Drummer, producer, songwriter and bandleader Mackwood today releases his much anticipated debut album Master Changes, out now. Having already graced festival stages including Cross The Tracks, Wilderness and Brick Lane Jazz Festival this summer, Mackwood and his formidable live band will play a headline show at Peckham Audio on 22nd October to celebrate the release of Master Changes. Buy here.
Inspired by the UK’s rich electronic and soundsystem culture, Mackwood warps what we usually understand as jazz into thrilling new shapes and unpredictable forms, melding modern production with live instrumentation from his 6 piece band at West London’s 5dB Studios. Named after a sci-fi novel about a nuclear apocalypse, Master Changes, is influenced not only by a vast range of music, spanning from Curtis Mayfield to Nubya Garcia and Holst to Four Tet; but also by literature and wider conversations on identity, connection and the human condition.
Having cut his teeth drumming and producing for some of the UK’s most exciting and forward thinking artists, including Col3trane, Nilufer Yanya, Jordan Rakei, Eliza and Blue Lab Beats, as well as creative collectives like Levitation Orchestra and The Silhouettes Project, the release of Master Changes signals a new era with the London native now at the forefront.
Speaking on the album, Mackwood explains: “The process of making this album has felt like a lot of experimentation and scrapbooking, but there are core energies joining from one idea to another. I deliberately drew on a wide range of ideas over a period of time, but arranged and played it all with the same set of musicians, so the sound world is always shifting around the same core palette. Excited to see it come to life!”

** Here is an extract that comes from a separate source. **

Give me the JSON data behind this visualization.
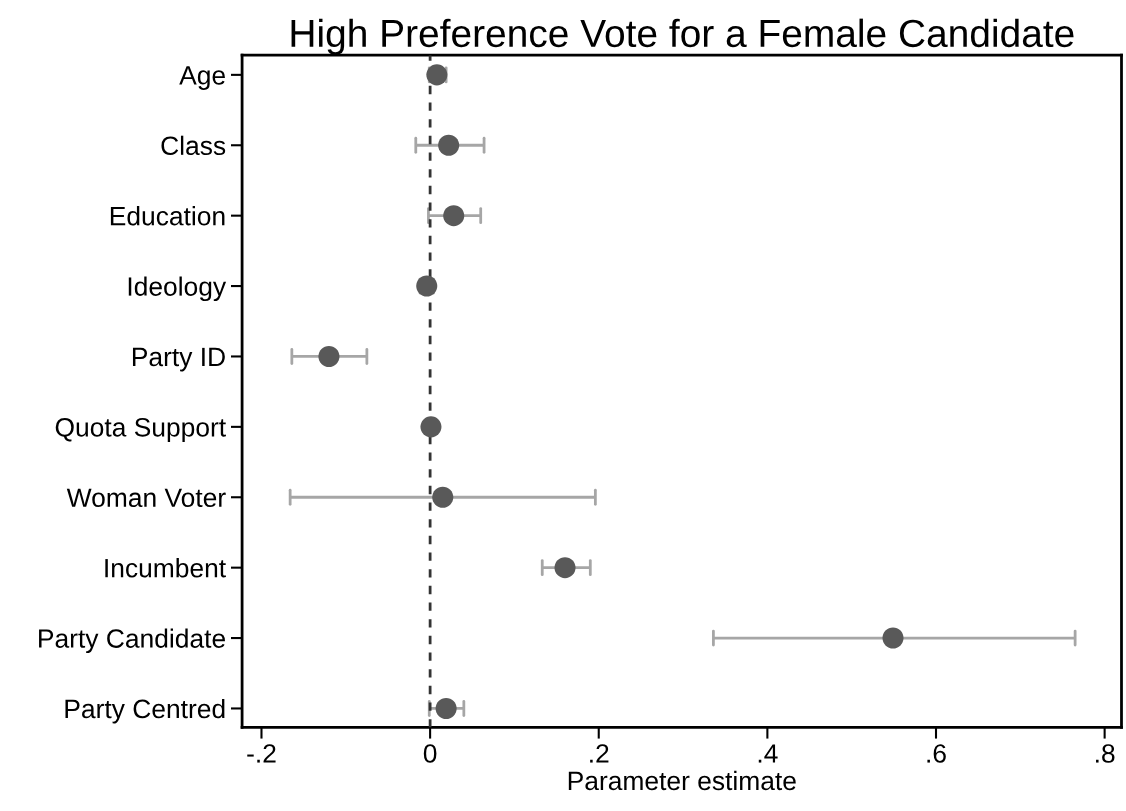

Growing up in a music-loving family of English, Lithuanian Jewish and South African heritage in Shepherd’s Bush, where local music lessons weren’t just classical piano, but also west African drumming, an obsession with rhythm from a young age resulted in Mackwood going on to study with Tomorrow’s Warriors and then at the prestigious Guildhall School of music. This diverse upbringing led to him combining his formal training with elements of the breaks, soul, dubstep, drum & bass and house of his formative years to create his own progressive take on modern jazz.